C’est vrai, le trajet il faut se le farcir. Pas donné à tout le monde ou du premier coup de la dénicher, la Fondation Bodmer (Martin de son prénom), enclavée dans sa petite bourgade de Cologny. On s’attendrait alors à ce que l’après-midi tombante apporte justement son lot d’enthousiasme, son monceau de surprises… et pourtant. Une fois traversée la large cour extérieure et descendu l’escalier menant au cénacle, on pénètre une salle monastique plongée dans une pénombre rougeoyante. Dès là, le thème, on y entre en plein : l’introduction du spectateur profane à la mystique du maître, dont le fameux Livre Rouge constitue le rapport et la relique. En premier lieu, c’est donc à une bibliothèque que nous introduit l’exposition, vaste chambre distribuée de cages de verres dans lesquelles s’ébattent comme des mouettes gelées les livres ouverts les uns à côté des autres. Pêle-mêle, tout y est ou presque : de l’édition originale des deux Discours de Rousseau à la première mouture cornée du Sur la Route de Kerouac. Faulkner y salue Montesquieu, Blake et Steinbeck y conversent. Quelques lettres authentiques de Flaubert y côtoient des rouleaux bruissants de signes sanscrits. Au milieu tout de même trône le buste du maître, l’autre, le Père plutôt, Sigmund F. en personne. En bref, on déambule dans une cave de conte oriental fourrée de trésors à faire baver un bouquiniste.

Une façon de comprendre sans doute l’ambition vertigineuse du docteur, le recensement et la condensation de ce qui fait l’essence de la psyché humaine depuis l’invention de la culture. Rien de très « mystique » jusque là cependant. Alors où ? comme souvent, dans les interstices, au creux des failles et sur les ponts. Certaines vitrines présentent ainsi des dessins de Jung qu’on imagine réalisés au fil de ses recherches. On distinguera les compositions couleurs à l’aquarelle ou à la gouache aux intitulés totémiques ou chinoisant (« l’Enfant divin »), les enluminures de la main même du docteur et les petites esquisses sans titre au crayon sur cartes carrées, qui pourraient rappeler sans peine des préparatoires suprématistes (s’il en existe). L’intérêt de ces « entre-deux » picturaux, notes en bas de page du processus d’invention de l’inconscient collectif, consiste en ce qu’il signale, plus que le simple choix des ouvrages du docteur par l’exposition de sa librairie privée, l’accès intermittent au monde interne de ce dernier, scories de la fabrique de sens à l’œuvre dans son crâne chauve.
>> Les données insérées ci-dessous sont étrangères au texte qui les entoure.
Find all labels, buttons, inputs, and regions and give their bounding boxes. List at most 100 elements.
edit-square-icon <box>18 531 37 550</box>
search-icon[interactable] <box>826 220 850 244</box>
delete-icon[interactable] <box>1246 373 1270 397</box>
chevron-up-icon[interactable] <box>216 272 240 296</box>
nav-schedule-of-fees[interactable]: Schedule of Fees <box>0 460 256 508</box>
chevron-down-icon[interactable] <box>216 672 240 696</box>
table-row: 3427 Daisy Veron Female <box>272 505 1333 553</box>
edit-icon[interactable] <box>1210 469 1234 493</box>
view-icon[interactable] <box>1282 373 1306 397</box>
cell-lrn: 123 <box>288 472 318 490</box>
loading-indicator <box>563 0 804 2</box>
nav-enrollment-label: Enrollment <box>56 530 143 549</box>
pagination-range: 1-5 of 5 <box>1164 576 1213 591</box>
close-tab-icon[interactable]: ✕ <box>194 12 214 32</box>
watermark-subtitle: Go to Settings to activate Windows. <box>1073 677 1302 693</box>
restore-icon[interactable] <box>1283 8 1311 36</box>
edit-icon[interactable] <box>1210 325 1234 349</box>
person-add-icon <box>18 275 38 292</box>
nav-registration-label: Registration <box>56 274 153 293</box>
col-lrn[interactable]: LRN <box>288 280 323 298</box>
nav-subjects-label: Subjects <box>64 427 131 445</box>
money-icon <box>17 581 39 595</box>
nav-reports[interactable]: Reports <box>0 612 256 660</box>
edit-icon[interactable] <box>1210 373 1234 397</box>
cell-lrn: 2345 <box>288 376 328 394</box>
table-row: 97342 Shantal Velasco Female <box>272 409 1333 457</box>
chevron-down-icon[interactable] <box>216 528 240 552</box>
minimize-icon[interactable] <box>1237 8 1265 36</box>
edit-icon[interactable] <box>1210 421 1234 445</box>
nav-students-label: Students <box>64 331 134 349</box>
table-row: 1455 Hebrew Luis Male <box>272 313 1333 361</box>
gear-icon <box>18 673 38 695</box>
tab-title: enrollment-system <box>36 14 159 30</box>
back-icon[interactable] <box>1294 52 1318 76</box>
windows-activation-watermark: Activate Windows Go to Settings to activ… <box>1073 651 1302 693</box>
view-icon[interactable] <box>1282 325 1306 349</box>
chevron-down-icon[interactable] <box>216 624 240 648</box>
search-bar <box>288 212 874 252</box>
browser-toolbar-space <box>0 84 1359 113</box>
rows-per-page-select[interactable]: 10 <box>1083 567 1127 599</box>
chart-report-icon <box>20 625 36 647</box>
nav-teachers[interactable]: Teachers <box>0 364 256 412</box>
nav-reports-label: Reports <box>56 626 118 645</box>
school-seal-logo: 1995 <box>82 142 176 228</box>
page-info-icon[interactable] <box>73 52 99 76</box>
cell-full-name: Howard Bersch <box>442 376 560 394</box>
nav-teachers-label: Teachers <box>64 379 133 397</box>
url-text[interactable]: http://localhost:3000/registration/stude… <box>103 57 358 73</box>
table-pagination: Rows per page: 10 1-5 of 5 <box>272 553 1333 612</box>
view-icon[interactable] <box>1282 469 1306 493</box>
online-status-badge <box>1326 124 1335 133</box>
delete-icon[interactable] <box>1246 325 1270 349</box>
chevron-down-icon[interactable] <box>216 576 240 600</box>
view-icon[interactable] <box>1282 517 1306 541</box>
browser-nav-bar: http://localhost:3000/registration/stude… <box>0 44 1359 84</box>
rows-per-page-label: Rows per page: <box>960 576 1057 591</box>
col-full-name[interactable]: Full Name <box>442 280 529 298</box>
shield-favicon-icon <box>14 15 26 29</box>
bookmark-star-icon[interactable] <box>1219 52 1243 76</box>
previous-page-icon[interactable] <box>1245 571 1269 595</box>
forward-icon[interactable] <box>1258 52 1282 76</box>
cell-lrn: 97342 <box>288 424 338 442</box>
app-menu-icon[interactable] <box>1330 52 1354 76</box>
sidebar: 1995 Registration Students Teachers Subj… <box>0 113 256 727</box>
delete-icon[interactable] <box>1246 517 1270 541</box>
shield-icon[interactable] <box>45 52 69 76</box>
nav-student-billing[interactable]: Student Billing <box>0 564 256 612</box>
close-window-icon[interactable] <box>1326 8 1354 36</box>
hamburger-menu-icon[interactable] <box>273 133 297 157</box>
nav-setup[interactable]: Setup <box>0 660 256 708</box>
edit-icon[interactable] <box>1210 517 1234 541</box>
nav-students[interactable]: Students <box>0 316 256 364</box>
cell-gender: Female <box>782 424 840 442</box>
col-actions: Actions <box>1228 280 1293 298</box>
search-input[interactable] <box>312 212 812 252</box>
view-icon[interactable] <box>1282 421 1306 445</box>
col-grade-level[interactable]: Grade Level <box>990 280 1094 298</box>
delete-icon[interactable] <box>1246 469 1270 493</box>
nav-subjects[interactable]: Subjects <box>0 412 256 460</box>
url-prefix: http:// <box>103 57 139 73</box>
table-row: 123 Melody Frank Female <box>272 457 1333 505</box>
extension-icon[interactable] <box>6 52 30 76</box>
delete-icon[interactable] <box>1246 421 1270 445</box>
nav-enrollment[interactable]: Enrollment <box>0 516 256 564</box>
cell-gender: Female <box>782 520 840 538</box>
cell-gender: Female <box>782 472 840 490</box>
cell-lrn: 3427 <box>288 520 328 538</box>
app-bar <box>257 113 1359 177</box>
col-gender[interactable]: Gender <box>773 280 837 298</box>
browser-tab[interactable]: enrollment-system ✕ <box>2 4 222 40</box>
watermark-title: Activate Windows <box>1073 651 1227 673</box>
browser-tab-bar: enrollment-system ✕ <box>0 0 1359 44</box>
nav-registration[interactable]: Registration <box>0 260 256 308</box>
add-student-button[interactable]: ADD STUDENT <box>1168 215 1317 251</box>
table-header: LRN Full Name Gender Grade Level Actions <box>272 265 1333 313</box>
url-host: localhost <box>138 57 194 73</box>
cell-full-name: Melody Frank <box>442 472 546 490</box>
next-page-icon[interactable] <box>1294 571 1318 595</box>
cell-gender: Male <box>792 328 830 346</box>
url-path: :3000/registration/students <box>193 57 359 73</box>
On se trouve imbriqués alors dans un double élan de construction incluant théorie d’une part, création de l’autre. Les livres comme pierres, les œuvres comme liants.


La mystique pourtant et faute d’extension, s’arrête là. Cédant peut-être à une trop prégnante pression de l’institution, la recherche s’interrompt, réduisant le rôle de l’intrigué à la seule contemplation béate de la collection livresque. Cette rupture malheureuse, le titre l’indique aussi. Sobrement intitulée « le rouge et le noir », elle semble négliger qu’on vacille visiblement entre deux, et écarte d’emblée l’interaction pourtant manifeste qu’entretiennent les œuvres et les ouvrages de Jung, délaissant la rencontre pour privilégier l’ordre. L’absence d’indication et de traduction nous renseigne également sur l’élitisme sous-jacent du projet, tant il est évident que le curieux en art de nos jours, parle couramment l’allemand médiéval…


L’œuvre superbement polymorphe du docteur Jung trouve en définitive à la Fondation Bodmer un luxueux tremplin. Dommage cependant qu’une fois élancé, le plongeur réalise qu’on a vidé la piscine.


C.G. Jung : Le rouge et le noir, Fondation Martin Bodmer (Genève, Cologny), jusqu’au 26 mars.